Sadly, however, the game has moved on. Worthy as Wenger’s stance may be, the Premier League’s elite has accelerated ahead in firepower. The pace has always been set by Manchester United. But with Manchester City spending like it’s going out of fashion - and clearly reaping the rewards - Arsenal has been left looking like a dilapidated high street, populated only by pound stores and charity shops while the supermarkets have moved out to ‘big box’ retail parks.

Sunday’s annihilation by United just didn’t seem like Arsenal. We’ve had some incredible encounters between these two teams down the years – the infamous photograph of Martin Keown monstering Ruud van Nistelrooy after the striker’s 2003 penalty miss capturing the rivalry vividly.

On Sunday, Arsenal looked broken. I’m sure there is many a Gooner who would have left Old Trafford satisfied – relatively speaking – by a 3-2 defeat. But no professional football team – least of all a club of Arsenal’s standing - should go down to a score closer to rugby union than football.

"There are much lesser teams with much less talent than Arsenal who will come to Old Trafford this season and make it doubly as difficult as they did today," observed Paul Merson on Sky Sports. 

"You have got to have tactics," Merson added. "You can’t just have a Plan A, you have to have a plan B. The way Wenger set up wasn’t good enough. You can’t put teams out all the time and just say ‘go and play the Arsenal way’ – that isn’t fair on the players."

David Seaman took a typically more blunt, Yorkshireman's view: "When I played for Arsenal," he wrote on Twitter, "we were expected to win trophies - this is not good enough."

So what now? Inevitably, with 48 hours to go before the summer transfer window closes, Arsenal has being linked with every Tom, Dick and Harry (or Thomas, Richard and Hervé). Wenger is sitting on a cash pile of £65 from the sale of Fabregas and Nasri.
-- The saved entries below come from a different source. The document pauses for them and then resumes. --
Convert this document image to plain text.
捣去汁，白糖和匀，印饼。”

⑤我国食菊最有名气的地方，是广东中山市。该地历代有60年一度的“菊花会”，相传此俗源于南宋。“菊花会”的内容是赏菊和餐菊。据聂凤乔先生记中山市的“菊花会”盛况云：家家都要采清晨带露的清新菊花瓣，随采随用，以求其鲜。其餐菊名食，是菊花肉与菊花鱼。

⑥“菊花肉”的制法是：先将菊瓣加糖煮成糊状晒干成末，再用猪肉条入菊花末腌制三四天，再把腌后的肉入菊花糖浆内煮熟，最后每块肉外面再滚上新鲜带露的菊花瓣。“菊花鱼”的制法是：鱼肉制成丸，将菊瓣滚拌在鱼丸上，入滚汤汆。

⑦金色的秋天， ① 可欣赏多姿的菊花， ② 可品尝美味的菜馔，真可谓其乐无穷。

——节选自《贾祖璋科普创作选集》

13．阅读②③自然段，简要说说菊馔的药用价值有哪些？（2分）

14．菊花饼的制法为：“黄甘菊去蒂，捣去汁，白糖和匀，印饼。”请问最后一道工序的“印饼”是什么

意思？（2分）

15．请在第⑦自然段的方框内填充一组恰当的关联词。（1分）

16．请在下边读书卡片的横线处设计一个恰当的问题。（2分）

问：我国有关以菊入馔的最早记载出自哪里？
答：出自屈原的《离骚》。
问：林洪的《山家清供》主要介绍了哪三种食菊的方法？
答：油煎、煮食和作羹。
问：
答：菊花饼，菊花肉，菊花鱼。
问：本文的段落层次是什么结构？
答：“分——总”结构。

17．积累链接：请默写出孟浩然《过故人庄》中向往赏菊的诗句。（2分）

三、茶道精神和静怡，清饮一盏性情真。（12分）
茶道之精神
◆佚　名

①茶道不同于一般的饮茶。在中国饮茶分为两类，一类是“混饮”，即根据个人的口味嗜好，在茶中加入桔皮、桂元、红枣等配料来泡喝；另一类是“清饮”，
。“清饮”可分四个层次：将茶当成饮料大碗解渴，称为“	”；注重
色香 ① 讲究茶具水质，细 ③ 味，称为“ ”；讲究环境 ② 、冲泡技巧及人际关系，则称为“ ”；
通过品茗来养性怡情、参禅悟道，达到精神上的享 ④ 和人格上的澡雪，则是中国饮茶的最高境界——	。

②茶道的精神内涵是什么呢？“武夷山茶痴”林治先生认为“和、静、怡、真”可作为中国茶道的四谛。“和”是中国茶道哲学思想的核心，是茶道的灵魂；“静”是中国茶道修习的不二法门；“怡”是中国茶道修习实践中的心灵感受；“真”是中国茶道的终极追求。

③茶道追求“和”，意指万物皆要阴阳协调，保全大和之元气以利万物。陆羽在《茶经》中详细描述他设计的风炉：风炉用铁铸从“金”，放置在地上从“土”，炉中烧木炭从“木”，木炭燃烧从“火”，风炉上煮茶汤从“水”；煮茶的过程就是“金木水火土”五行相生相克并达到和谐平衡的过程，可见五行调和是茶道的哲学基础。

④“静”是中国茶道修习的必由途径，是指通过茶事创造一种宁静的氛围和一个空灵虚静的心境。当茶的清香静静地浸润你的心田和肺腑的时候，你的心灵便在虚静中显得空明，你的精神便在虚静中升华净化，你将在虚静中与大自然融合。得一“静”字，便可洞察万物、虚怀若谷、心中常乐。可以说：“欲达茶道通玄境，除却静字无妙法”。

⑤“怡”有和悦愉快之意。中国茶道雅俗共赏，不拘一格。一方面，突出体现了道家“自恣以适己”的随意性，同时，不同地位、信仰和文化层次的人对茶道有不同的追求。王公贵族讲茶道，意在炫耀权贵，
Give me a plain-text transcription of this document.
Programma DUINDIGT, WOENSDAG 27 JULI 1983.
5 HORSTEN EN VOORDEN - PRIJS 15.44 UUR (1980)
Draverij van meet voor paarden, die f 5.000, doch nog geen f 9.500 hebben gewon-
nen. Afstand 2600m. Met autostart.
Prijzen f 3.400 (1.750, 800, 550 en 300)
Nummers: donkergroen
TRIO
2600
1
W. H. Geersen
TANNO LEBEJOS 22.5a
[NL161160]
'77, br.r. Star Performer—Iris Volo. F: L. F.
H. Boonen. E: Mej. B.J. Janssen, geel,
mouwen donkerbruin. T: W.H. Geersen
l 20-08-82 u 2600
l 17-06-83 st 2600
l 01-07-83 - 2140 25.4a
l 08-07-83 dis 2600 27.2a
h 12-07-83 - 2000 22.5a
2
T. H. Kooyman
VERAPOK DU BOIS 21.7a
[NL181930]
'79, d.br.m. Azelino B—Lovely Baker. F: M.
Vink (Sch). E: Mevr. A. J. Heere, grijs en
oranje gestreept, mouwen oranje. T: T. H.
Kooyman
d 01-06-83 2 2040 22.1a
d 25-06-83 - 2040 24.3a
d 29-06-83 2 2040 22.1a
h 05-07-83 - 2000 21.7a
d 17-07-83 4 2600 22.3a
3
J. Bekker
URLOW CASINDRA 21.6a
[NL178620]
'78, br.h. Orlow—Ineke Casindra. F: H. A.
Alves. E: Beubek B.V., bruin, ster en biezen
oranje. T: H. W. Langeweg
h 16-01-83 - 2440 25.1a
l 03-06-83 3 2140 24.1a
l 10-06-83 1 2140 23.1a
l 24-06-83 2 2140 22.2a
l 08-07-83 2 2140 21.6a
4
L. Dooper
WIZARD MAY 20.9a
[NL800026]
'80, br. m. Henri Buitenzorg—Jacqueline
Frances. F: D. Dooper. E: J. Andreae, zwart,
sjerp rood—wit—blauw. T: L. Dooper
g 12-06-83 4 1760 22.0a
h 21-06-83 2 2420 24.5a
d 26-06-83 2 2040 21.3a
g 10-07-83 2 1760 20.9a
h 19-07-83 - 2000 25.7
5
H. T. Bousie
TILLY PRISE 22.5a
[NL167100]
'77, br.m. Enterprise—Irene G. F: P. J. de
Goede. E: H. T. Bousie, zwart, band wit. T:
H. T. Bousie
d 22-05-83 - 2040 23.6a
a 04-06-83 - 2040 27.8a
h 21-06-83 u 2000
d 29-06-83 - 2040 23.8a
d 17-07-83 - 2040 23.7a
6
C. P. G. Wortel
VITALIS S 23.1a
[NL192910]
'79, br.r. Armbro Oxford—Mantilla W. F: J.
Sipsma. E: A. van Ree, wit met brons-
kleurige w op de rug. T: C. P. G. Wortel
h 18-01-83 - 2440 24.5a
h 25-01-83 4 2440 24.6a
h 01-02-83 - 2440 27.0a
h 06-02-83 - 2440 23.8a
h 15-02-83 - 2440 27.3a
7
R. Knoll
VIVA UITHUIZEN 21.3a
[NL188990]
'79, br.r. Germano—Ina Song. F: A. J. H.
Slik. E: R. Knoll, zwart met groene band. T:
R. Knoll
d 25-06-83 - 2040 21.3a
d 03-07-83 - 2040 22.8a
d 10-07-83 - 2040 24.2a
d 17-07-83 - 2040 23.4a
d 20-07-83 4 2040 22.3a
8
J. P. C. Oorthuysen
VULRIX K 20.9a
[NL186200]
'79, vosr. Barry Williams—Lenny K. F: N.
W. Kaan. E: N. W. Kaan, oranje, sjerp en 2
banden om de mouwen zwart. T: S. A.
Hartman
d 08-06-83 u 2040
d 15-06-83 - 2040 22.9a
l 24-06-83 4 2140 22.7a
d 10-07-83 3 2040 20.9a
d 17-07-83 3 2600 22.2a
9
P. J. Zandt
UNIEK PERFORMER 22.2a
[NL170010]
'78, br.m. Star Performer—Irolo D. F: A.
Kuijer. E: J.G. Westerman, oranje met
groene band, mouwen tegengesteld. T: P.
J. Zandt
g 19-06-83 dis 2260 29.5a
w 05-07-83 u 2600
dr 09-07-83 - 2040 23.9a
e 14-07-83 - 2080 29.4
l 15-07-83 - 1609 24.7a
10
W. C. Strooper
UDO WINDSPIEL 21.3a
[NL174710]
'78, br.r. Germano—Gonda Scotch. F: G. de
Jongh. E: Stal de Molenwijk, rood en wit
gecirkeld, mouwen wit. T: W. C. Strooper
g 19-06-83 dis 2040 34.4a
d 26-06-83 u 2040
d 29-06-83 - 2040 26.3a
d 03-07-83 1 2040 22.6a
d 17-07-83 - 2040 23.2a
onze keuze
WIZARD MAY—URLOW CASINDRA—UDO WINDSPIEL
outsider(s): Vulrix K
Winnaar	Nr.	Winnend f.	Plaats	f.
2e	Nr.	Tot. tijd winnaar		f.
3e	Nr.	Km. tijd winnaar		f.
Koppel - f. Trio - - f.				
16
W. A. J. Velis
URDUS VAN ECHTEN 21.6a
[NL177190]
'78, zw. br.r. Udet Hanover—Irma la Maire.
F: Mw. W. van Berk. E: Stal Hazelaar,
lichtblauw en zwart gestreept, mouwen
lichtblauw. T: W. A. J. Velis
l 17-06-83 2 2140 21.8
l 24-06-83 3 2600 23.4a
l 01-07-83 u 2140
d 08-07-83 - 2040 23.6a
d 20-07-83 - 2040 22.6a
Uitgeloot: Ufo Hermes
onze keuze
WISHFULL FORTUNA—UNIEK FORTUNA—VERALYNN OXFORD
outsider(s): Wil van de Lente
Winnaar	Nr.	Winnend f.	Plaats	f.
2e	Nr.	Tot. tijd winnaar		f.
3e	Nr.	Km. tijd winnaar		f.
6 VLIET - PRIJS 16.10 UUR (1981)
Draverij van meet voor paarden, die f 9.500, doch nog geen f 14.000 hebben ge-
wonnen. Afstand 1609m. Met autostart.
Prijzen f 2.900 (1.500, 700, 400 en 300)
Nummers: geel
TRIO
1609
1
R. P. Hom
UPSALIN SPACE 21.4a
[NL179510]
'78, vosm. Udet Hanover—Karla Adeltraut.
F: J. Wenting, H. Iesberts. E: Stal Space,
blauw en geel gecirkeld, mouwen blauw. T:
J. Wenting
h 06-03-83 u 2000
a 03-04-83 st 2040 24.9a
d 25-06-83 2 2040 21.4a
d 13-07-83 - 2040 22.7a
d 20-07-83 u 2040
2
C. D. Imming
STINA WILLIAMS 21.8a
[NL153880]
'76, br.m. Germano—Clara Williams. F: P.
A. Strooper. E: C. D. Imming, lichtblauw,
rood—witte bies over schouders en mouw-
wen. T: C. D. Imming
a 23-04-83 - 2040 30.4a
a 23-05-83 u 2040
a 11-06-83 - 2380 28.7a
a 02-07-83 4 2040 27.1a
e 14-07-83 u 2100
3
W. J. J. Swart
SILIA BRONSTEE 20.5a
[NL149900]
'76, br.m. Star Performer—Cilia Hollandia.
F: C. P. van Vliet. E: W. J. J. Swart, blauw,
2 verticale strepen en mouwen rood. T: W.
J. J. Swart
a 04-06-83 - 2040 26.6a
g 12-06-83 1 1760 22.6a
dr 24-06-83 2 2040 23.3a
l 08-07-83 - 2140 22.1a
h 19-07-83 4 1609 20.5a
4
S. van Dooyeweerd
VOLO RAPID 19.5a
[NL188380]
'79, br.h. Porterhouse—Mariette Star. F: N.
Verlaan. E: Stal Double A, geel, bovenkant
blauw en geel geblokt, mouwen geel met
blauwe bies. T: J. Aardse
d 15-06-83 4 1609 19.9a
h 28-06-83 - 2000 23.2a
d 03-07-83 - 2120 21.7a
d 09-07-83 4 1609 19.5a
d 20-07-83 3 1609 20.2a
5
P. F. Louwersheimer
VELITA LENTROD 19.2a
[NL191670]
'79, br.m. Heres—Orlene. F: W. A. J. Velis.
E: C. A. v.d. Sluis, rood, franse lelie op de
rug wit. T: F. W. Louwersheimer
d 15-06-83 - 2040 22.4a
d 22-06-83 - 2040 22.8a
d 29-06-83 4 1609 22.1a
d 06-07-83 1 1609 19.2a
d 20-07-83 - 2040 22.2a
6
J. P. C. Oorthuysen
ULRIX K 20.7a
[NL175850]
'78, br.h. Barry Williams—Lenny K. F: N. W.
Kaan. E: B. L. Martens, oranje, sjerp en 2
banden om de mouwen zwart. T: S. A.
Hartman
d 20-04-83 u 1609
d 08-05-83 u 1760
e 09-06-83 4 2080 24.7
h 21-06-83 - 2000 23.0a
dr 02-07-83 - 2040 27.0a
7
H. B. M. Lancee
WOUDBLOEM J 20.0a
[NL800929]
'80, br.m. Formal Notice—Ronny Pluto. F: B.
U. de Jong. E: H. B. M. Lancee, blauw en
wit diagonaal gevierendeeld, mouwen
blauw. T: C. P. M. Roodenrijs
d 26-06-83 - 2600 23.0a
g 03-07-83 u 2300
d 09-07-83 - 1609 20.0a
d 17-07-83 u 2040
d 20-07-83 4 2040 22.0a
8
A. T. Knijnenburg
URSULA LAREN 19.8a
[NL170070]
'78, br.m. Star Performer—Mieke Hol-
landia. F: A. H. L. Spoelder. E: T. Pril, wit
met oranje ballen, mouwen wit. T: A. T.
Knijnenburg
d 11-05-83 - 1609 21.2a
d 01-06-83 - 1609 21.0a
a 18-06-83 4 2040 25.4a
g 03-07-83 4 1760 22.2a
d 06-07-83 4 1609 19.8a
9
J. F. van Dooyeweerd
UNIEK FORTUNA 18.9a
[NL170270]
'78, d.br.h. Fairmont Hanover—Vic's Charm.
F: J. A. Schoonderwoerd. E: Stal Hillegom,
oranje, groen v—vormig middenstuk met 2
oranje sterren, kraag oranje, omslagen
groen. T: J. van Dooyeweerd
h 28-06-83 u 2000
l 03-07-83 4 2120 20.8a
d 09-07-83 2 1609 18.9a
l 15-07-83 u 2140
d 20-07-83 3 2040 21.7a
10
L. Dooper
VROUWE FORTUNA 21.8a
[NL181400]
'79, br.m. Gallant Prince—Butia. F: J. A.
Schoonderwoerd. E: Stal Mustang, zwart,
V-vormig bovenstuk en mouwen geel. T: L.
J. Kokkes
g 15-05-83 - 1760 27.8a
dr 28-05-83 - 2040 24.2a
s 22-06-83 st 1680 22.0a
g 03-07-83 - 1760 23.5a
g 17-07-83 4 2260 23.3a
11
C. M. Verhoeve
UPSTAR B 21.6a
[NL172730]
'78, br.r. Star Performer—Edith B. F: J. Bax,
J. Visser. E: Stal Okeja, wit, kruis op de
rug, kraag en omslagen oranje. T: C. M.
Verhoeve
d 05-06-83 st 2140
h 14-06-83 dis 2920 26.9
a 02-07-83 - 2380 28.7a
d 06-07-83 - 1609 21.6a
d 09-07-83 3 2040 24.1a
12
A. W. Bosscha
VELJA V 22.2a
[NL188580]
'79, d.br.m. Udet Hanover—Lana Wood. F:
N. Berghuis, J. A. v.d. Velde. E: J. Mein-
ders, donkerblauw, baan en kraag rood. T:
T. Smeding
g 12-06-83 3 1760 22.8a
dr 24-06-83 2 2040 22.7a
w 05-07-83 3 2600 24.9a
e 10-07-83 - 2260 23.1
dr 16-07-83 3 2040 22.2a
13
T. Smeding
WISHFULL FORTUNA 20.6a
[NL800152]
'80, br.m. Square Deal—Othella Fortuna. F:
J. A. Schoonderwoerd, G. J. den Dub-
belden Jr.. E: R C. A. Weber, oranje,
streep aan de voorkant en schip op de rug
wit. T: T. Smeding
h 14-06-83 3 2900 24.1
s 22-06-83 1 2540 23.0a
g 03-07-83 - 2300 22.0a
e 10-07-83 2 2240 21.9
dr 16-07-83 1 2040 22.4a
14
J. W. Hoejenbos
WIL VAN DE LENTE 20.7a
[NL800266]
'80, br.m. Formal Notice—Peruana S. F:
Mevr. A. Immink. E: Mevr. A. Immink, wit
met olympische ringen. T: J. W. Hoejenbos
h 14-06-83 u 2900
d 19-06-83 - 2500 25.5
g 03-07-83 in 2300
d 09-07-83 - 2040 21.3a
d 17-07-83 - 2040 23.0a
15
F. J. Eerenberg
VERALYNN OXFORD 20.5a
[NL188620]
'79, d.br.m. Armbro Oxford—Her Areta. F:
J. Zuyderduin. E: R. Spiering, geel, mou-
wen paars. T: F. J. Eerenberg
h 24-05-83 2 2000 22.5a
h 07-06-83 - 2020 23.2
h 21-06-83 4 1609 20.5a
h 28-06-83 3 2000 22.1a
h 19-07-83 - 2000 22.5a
So far this summer Arsenal has spent £26 million on Jenkinson, Gervinho and the exotically-named Oxlade-Chamberlain (a nightmare for the club shop’s replica shirt printers). The Manchesters have, by comparison, spent more than that on individual players.

As insane as that might be – and this coming from someone who thought Trevor Francis was overpriced at a million – the market price for quality has simply gone up. And Arsenal needs to match it. Desperately.